Possibilidades e Perspectivas

As considerações aqui apresentadas às servem como suporte para as seguintes sugestões :

O projeto político-pedagógico precisa ser constantemente revisto e construído com a participação de todos os envolvidos na comunidade escolar. É ele que vai nortear e criar condições para o desenvolvimento de atividades integradoras na escola.

Urge que a escola procure envolver mais os professores na elaboração e execução dos projetos, levando em conta as “realidades” vivenciadas por cada um. Assim eles passarão a ver os “projetos” como nascidos deles mesmos e não como “empurrados”, como expressa uma das professoras na pesquisa.

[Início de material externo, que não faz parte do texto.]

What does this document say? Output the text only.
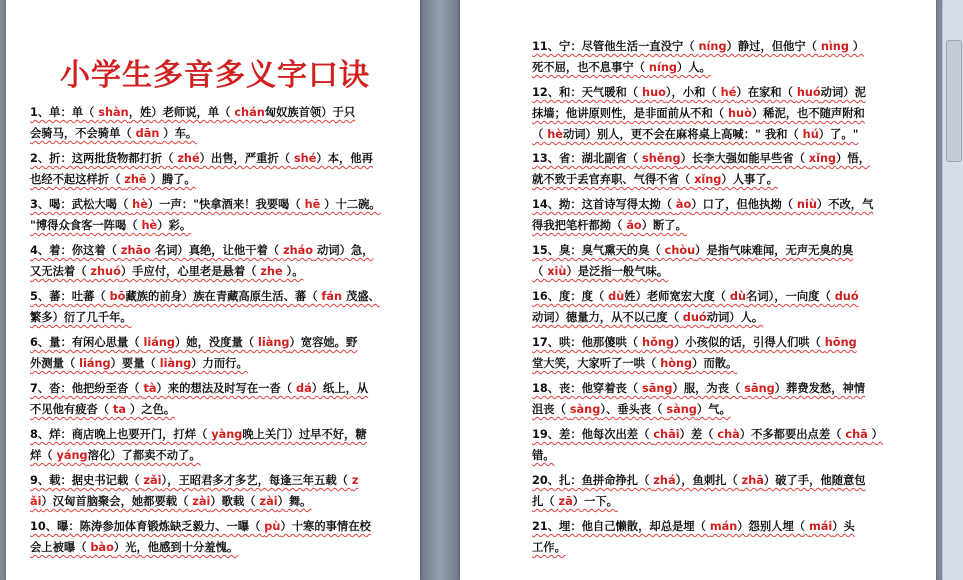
小学生多音多义字口诀
1、单：单（ shàn，姓）老师说，单（ chán匈奴族首领）于只
会骑马，不会骑单（ dān ）车。
2、折：这两批货物都打折（ zhé）出售，严重折（ shé）本，他再
也经不起这样折（ zhē ）腾了。
3、喝：武松大喝（ hè）一声："快拿酒来！我要喝（ hē ）十二碗。
"博得众食客一阵喝（ hè）彩。
4、着：你这着（ zhāo 名词）真绝，让他干着（ zháo 动词）急，
又无法着（ zhuó）手应付，心里老是悬着（ zhe ）。
5、蕃：吐蕃（ bō藏族的前身）族在青藏高原生活、蕃（ fán 茂盛、
繁多）衍了几千年。
6、量：有闲心思量（ liáng）她，没度量（ liàng）宽容她。野
外测量（ liáng）要量（ liàng）力而行。
7、沓：他把纷至沓（ tà）来的想法及时写在一沓（ dá）纸上，从
不见他有疲沓（ ta ）之色。
8、烊：商店晚上也要开门，打烊（ yàng晚上关门）过早不好，糖
烊（ yáng溶化）了都卖不动了。
9、载：据史书记载（ zǎi），王昭君多才多艺，每逢三年五载（ z
ǎi）汉匈首脑聚会，她都要载（ zài）歌载（ zài）舞。
10、曝：陈涛参加体育锻炼缺乏毅力、一曝（ pù）十寒的事情在校
会上被曝（ bào）光，他感到十分羞愧。
11、宁：尽管他生活一直没宁（ níng）静过，但他宁（ nìng ）
死不屈，也不息事宁（ níng）人。
12、和：天气暖和（ huo），小和（ hé）在家和（ huó动词）泥
抹墙；他讲原则性，是非面前从不和（ huò）稀泥，也不随声附和
（ hè动词）别人，更不会在麻将桌上高喊：" 我和（ hú）了。"
13、省：湖北副省（ shěng）长李大强如能早些省（ xǐng）悟，
就不致于丢官弃职、气得不省（ xǐng）人事了。
14、拗：这首诗写得太拗（ ào）口了，但他执拗（ niù）不改，气
得我把笔杆都拗（ ǎo）断了。
15、臭：臭气熏天的臭（ chòu）是指气味难闻，无声无臭的臭
（ xiù）是泛指一般气味。
16、度：度（ dù姓）老师宽宏大度（ dù名词），一向度（ duó
动词）德量力，从不以己度（ duó动词）人。
17、哄：他那傻哄（ hǒng）小孩似的话，引得人们哄（ hōng
堂大笑，大家听了一哄（ hòng）而散。
18、丧：他穿着丧（ sāng）服，为丧（ sāng）葬费发愁，神情
沮丧（ sàng）、垂头丧（ sàng）气。
19、差：他每次出差（ chāi）差（ chà）不多都要出点差（ chā ）
错。
20、扎：鱼拼命挣扎（ zhá），鱼刺扎（ zhā）破了手，他随意包
扎（ zā）一下。
21、埋：他自己懒散，却总是埋（ mán）怨别人埋（ mái）头
工作。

A Coordenação Pedagógica, cujo papel é fundamental para o sucesso das atividades interdisciplinares na escola, deve aproveitar a motivação demonstrada pelos docentes, proporcionando-lhes mais tempo e espaço para a troca de experiências profissionais e pessoais, sob o risco de perder

a riqueza que eles poderão trazer para a instituição. A criação de um grupo de estudo, com funcionamento bem definido e encontros permanentes, foi sugerida nas entrevistas.

A realização de um estudo/reflexão sobre o currículo aplicado na escola, à luz da interdisciplinaridade, seria muito importante, pois mostraria também as suas dificuldades diante da fragmentação do conhecimento e forneceriam subsídios para os professores seus objetivos e práticas.

A atividade de registro das práticas interdisciplinares deve ser incentivada, para que se disponibilize o acesso a maior quantidade de experiências práticas de professores que enfrentam as dificuldades cotidianas da sala de aula.

Durante o percurso da pesquisa tive contatos com docentes de outras aldeias (escolas, universidades) e descobri que nossos problemas e desafios são muito parecidos. Minha visão pessimista do início da pesquisa mudou para uma visão de possibilidades. As rosas falam, sim, e têm muito o que contribuir, porque de nossa aldeia podemos ver “o quanto da terra se pode ver do Universo” .

Os resultados? Vão depender da tomada de posição de cada professor, em especial, e da comunidade escolar, como um todo porque, como diz o poeta português: somos do tamanho do que vemos e não do tamanho da nossa altura.